Calcium looping (CaL) is one of the most promising technologies for CO2 capture in cement plants. The process comprises two basic steps: (1) “carbonation” of CaO to form CaCO3 in a reactor operating around 650°C; (2) oxyfuel calcination in a reactor operating at 920-950°C, which makes the CaO available again and generates a gas stream of nearly-pure CO2. The CLEANKER project aims at demonstrating at TRL7 the CaL concept in a configuration highly integrated with the cement production process, making use of entrained flow reactors. The highly integrated configuration allows achieving high energy efficiencies, with CO2 capture efficiency over 90%. The adoption of entrained flow gas-solid reactors is particularly suitable - and familiar - to the cement industry. The core activity of the project is the design, construction and operation of a CaL demonstration system comprising the entrained-flow carbonator (the CO2 absorber) and the entrained-flow oxyfuel calciner (the sorbent regenerator). This demonstration system will capture the CO2 from a portion of the flue gas of the cement plant in Vernasca (Italy) operated by Buzzi Unicem, using as CO2 sorbent the same raw meal used for clinker production. Other activities will include: (i) screening of different raw meals to assess their properties as CO2 sorbent, (ii) reactors and process modelling, (iii) scale-up study, (iv) economic analysis, (v) life cycle assessment, (vi) CO2 transport, storage and utilization study (vii) demonstration of the complete value chain, including mineral carbonation of waste ash with the CO2 captured at Vernasca; (viii) exploitation study for the demonstration of the technology at TRL>7 and for its first commercial exploitation based on CO2 transport and storage opportunities.

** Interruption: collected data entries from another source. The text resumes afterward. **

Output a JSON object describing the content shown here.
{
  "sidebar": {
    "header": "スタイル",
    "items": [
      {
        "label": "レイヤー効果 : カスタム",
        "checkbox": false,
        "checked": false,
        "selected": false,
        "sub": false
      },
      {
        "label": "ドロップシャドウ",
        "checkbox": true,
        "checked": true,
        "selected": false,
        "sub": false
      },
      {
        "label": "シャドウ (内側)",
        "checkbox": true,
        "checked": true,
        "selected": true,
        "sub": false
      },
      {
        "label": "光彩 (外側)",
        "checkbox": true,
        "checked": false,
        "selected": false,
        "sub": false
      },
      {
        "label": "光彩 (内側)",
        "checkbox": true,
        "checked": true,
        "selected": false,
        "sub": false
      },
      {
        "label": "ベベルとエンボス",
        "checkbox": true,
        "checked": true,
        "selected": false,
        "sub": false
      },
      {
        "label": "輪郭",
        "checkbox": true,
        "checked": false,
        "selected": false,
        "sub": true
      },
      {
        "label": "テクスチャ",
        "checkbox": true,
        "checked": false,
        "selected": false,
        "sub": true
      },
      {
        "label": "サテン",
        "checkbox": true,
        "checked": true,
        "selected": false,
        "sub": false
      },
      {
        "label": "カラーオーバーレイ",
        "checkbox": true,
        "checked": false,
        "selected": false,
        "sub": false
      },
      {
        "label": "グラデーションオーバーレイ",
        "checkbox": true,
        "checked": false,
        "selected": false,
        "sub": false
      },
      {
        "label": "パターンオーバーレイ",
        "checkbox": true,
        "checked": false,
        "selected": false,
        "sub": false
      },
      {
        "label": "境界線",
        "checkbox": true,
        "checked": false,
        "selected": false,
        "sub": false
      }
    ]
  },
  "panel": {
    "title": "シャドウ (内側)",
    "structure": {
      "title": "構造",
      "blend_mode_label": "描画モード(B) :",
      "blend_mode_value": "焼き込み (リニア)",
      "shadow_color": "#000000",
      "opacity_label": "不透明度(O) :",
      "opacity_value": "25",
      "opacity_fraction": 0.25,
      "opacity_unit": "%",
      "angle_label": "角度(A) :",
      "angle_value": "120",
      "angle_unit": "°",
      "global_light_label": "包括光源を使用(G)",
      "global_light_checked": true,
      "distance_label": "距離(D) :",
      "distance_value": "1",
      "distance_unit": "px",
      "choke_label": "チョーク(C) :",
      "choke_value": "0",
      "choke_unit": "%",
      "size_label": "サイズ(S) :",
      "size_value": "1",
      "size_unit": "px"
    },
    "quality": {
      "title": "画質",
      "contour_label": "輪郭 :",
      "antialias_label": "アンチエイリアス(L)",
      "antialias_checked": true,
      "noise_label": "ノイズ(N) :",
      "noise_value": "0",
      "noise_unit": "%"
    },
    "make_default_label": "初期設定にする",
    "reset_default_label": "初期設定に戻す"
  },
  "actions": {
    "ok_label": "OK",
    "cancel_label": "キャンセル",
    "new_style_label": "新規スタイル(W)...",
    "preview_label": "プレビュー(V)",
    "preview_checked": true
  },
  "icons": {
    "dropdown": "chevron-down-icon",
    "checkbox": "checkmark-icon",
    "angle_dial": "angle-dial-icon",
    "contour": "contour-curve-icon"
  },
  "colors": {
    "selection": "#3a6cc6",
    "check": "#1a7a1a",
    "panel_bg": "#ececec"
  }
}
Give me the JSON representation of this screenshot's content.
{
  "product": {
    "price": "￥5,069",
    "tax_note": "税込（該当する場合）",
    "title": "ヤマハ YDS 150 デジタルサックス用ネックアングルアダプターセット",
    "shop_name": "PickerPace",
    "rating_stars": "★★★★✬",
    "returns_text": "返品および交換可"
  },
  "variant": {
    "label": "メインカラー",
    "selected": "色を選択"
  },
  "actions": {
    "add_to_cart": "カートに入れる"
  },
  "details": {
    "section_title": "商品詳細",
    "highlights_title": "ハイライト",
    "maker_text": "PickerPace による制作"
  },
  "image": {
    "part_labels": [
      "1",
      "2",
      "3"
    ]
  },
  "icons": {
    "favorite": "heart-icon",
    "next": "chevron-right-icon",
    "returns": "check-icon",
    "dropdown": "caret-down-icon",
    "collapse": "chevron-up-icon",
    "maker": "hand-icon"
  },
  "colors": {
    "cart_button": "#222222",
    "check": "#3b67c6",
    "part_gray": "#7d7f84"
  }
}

HERCCULES aims at defining a first-of-a-kind, integrated and replicable approach for the implementation of the whole CCUS chain to two strategic sectors of the circular economy - Cement and Energy-from-Waste (EfW) – in an area – Italy and Greece – where the industrial promise of CCUS is largely unexplored. Leveraging on the potential of two clusters of emitters in Northern Italy (cement + EfW) and Greece (cement), HERCCULES will pave the way towards the implementation of the first full-scale CCUS chain in Southern Europe. Technological, infrastructural, safety, societal, regulatory and financial issues will be addressed by a multidisciplinary approach to build an “HERCCULES paradigm” comprising nine basic chapters. 1) TRL7-8 demonstration of 2 flexible and retrofittable CO2 capture technologies, to be tested in 2 large-scale cement plants + 1 EfW plant with residual waste/biomass feed to approach nearly zero or negative emissions (>9000 h of tests). 2) Design of the optimal CO2 transport network for utilization and storage under different infrastructural evolution scenarios. 3) TRL8 Geological storage of captured CO2 in the two most advanced CO2 sites in Southern Europe (Prinos and Ravenna). 4) Demonstration in industrial environment of novel CO2 mineralization solutions and re-use technologies for the production of a breakthrough hydraulic binder enabling the industrial production of a carbon-sink concrete (>1000 h of tests). 5) Experimentally-supported, Techno-Economic Analyses with risk assessment to ensure the safety of the full CCUS chain. 6) Advancement of societal readiness through a participative approach. 7) Identification of business models and financial mechanisms tailored to CCUS. 8) TRL8-9 pre-FEED studies on the most promising HERCCULES implementation options. 9) Ad-hoc case studies to verify the replicability of the HERCCULES paradigm. Know-how, data and models will converge into a dedicated exploitation plan to seed CCUS across Europe.